Oscuro, rituale, tormentato, fuori dagli schemi, benchè ampiamente referenziato, il nuovo mostro partorito da Luca T. Mai (Zu) e Antonio Zitarelli (Neo). Tale creatura voodoom (crossover tra voodoo e doom), maieuticamente chiamata a vita da abili manipolatori come Xabier Iriondo e Matteo Spinazzè, stupisce per la potenza muscolare e la finezza concettuale, delineate su e giù per jazz, hardcore e metal, fin dove risiede una certa aura di magia nera africana.
Non che ci sia nulla di particolarmente innovativo nel sound ri-prodotto, con ampi richiami a materia già acutamente indagata da Painkiller, John Zorn e Masada, e non ultima influenza quella dell'italiana d'adozione Amy Denio (ai tempi di E.C Nudes), vedi "Orichas" e "Radà" - fiati squarciati, batteria folk tribale e olio di chitarra semidistorta; ma ciò che colpisce è la personale declinazione del concetto, la radianza ipnotica di brani come "Stutterer Ancestor", aura post e violenza core, o il mood newyorchese di "Mombu Storm", crocicchio tra noise e disciplina.
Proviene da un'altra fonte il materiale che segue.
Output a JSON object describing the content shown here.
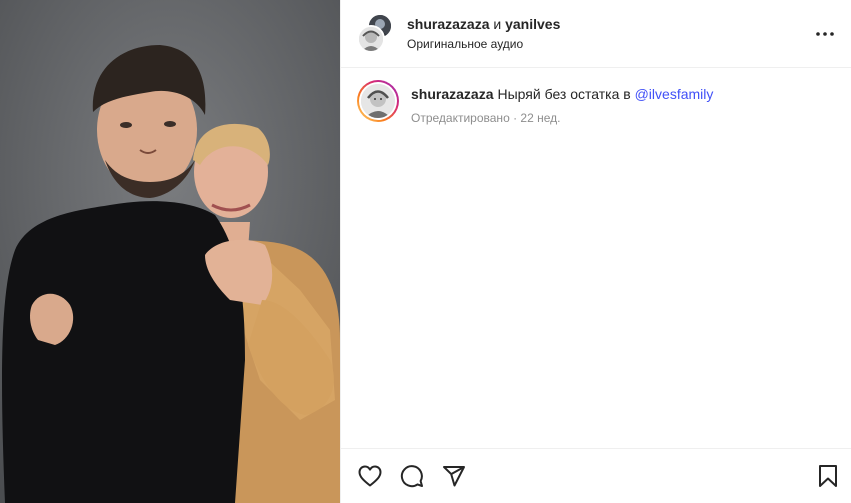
{
  "header": {
    "user1": "shurazazaza",
    "conjunction": "и",
    "user2": "yanilves",
    "audio": "Оригинальное аудио",
    "more_icon": "more-horizontal-icon"
  },
  "caption": {
    "username": "shurazazaza",
    "text": "Ныряй без остатка в",
    "mention": "@ilvesfamily",
    "meta": "Отредактировано · 22 нед."
  },
  "actions": {
    "like_icon": "heart-icon",
    "comment_icon": "comment-icon",
    "share_icon": "share-icon",
    "save_icon": "bookmark-icon"
  }
}
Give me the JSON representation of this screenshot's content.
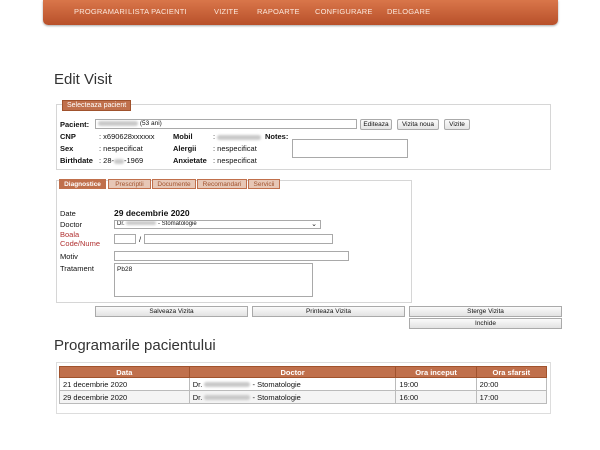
{
  "nav": [
    "PROGRAMARI",
    "LISTA PACIENTI",
    "VIZITE",
    "RAPOARTE",
    "CONFIGURARE",
    "DELOGARE"
  ],
  "page_title": "Edit Visit",
  "patient_panel": {
    "legend": "Selecteaza pacient",
    "pacient_label": "Pacient:",
    "pacient_age": "(53 ani)",
    "buttons": [
      "Editeaza",
      "Vizita noua",
      "Vizite"
    ],
    "cnp_label": "CNP",
    "cnp_value": ": x690628xxxxxx",
    "sex_label": "Sex",
    "sex_value": ": nespecificat",
    "birth_label": "Birthdate",
    "birth_value_pre": ": 28-",
    "birth_value_post": "-1969",
    "mobil_label": "Mobil",
    "mobil_value": ":",
    "alergii_label": "Alergii",
    "alergii_value": ": nespecificat",
    "anxietate_label": "Anxietate",
    "anxietate_value": ": nespecificat",
    "notes_label": "Notes:"
  },
  "visit_tabs": [
    "Diagnostice",
    "Prescriptii",
    "Documente",
    "Recomandari",
    "Servicii"
  ],
  "visit_form": {
    "date_label": "Date",
    "date_value": "29 decembrie 2020",
    "doctor_label": "Doctor",
    "doctor_value_pre": "Dr.",
    "doctor_value_post": "- Stomatologie",
    "boala_label": "Boala Code/Nume",
    "boala_sep": "/",
    "motiv_label": "Motiv",
    "tratament_label": "Tratament",
    "tratament_value": "Pb28"
  },
  "actions": {
    "save": "Salveaza Vizita",
    "print": "Printeaza Vizita",
    "delete": "Sterge Vizita",
    "close": "Inchide"
  },
  "appointments": {
    "title": "Programarile pacientului",
    "headers": [
      "Data",
      "Doctor",
      "Ora inceput",
      "Ora sfarsit"
    ],
    "rows": [
      {
        "data": "21 decembrie 2020",
        "doctor_pre": "Dr.",
        "doctor_post": "- Stomatologie",
        "start": "19:00",
        "end": "20:00"
      },
      {
        "data": "29 decembrie 2020",
        "doctor_pre": "Dr.",
        "doctor_post": "- Stomatologie",
        "start": "16:00",
        "end": "17:00"
      }
    ]
  },
  "colors": {
    "accent": "#c0704c",
    "accent_dark": "#a0522d",
    "nav_top": "#d9764a",
    "label_red": "#b03030"
  }
}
Ma qui e lì compare anche l'influenza di Primus come nella settima "Keni", attese sagacemente disattese o stop'n'go, che dir si voglia.
A suo modo personale e magnetico, matematicamente asciutto e tendente alla simmetria. Paludosa New Orleans, con alle spalle tutto il malocchio genesico della Nera Africa. Mombu, la Medicina.